Formerly a carpenter from Coffs Harbour, NSW, Lachy Pinney has been living on Malolo Island in the Mamanuca Islands for 2½ years. Having worked all over Australia in the construction industry, a chance encounter enabled a dream to come true: to build a five-star resort, Six Senses Fiji, in paradise, sixsenses.com
The best thing about living on this island is how close we are to some of the world's best surf breaks. Even for non-surfers, watching the waves at Cloudbreak is a breathtaking experience. The reef break has previously been part of the World Surf League, so it's renowned by pro surfers worldwide. Riding a wave like this is incredible, and even better when you get to see the pro surfers in action.
There is a great walking track on Malolo that takes you up to an old war bunker right in the centre of the island. It sits at the highest point of the island so it's a bit of a climb, but is well worth it for the 360-degree views of the surrounding Mamanucas when you reach the top. From here, you can carry on down to Solevu village and on to the neighbouring island, Malolo Lailai (little Malolo – we are on Malolo Levu, big Malolo). The two islands are connected at low tide meaning a walk across the sand to your final destination.
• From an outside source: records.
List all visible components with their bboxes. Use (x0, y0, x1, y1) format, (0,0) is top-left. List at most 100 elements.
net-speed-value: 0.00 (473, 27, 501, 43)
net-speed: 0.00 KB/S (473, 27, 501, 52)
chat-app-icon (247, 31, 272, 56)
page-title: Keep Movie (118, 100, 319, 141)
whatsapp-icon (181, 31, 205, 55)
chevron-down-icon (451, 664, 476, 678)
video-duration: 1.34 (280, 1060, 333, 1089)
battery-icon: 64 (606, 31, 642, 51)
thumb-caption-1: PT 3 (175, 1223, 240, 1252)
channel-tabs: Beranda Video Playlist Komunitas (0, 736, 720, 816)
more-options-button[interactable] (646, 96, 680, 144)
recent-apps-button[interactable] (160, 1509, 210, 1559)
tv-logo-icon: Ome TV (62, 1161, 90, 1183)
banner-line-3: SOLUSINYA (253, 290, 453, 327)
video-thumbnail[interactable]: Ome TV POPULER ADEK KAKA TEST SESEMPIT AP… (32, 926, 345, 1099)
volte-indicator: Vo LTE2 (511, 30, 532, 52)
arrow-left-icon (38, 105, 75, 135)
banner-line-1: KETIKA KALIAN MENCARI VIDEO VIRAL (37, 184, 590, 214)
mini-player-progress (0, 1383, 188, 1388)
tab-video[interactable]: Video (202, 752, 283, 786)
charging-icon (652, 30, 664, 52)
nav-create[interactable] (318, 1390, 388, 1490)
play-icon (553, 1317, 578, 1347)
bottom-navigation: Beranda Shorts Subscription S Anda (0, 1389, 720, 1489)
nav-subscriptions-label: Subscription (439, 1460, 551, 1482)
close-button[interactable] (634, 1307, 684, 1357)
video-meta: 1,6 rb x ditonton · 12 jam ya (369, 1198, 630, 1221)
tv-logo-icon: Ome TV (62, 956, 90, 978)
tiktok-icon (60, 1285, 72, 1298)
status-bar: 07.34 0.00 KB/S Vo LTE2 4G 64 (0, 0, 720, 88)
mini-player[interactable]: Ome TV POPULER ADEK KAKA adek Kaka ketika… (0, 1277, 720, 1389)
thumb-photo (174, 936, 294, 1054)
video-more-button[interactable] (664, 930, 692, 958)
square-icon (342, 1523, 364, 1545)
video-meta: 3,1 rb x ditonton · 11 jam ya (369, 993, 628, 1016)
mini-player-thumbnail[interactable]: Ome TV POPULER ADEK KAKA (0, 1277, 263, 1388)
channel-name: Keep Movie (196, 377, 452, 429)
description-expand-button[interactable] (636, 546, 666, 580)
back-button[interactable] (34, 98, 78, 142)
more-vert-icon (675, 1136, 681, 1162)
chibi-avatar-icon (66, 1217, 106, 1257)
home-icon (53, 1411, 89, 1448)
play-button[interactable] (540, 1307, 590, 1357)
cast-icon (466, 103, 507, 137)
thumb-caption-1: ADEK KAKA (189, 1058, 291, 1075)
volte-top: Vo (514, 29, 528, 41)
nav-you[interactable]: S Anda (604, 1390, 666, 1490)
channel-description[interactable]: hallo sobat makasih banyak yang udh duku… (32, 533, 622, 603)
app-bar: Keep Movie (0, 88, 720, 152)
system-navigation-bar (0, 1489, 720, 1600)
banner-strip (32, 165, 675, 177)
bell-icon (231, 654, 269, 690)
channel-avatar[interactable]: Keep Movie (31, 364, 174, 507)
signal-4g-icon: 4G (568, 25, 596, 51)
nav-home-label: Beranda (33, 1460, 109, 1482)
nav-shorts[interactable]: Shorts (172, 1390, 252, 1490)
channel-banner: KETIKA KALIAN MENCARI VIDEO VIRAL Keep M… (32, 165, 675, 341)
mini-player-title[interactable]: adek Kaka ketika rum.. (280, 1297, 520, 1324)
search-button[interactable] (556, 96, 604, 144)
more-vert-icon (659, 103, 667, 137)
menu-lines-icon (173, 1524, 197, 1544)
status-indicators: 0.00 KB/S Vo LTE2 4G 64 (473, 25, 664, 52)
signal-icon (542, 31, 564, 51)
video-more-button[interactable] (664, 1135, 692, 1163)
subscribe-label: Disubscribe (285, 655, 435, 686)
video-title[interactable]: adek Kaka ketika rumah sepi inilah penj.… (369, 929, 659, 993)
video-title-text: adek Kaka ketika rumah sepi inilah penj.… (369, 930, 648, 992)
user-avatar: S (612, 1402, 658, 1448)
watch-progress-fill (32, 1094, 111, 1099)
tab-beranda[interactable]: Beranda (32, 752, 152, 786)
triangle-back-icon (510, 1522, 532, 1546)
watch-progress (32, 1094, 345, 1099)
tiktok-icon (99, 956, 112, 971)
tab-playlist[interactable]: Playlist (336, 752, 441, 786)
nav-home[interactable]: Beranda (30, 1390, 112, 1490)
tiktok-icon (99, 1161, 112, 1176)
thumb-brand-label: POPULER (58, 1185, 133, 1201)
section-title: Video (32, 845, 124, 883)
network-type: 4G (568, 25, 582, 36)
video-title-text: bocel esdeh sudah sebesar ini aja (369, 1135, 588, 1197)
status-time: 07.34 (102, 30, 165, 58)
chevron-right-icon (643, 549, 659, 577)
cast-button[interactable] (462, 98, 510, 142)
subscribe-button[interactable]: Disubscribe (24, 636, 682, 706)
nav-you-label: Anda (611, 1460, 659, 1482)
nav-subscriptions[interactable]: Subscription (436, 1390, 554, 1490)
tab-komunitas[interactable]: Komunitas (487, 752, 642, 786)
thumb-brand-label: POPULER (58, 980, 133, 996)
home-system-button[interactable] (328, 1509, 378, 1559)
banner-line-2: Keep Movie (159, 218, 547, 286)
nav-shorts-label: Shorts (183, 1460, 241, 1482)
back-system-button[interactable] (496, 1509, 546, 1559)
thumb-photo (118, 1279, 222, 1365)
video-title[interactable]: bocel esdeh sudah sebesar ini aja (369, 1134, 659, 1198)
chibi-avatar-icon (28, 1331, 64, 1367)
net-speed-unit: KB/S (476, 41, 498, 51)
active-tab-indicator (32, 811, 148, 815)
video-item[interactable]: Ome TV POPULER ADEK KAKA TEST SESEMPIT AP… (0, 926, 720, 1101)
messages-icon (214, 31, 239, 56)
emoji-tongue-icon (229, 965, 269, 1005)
Kokoda (pronounced ko-kon-da) is a local Fijian specialty. It is essentially a Fijian ceviche consisting of raw fish (usually mahi-mahi) that is soaked in fresh lime juice and served with coconut cream and chili topped with chopped onions, tomatoes and cucumber. This is such a simple dish but it tastes so good, especially served with homemade dalo (root crop) chips. You can't get more Fijian than kokoda.
The Yacht Club at Musket Cove is our local, just a five-minute boat ride from home to the bar on Malolo Lailai. Previously known as the Two-Dollar Bar, this relaxed beach bar has a brilliant atmosphere and community vibe, with yachties, expats and guests from the islands' resorts. My drink is the local Vonu lager, and you can cook your own food on the barbecues there, musketcovefiji.com
Late-night kava sessions with the local boys … the Fijians will drink anyone under the table when it comes to their local juice. Kava (pepper plant root) is a crop of the western Pacific that is ground and strained through water to create the famous "grog". Fijians will pass the grog round a circle while telling stories long into the night, so although you'll definitely get a fantastic night's sleep, it will be a long time before your head hits the pillow.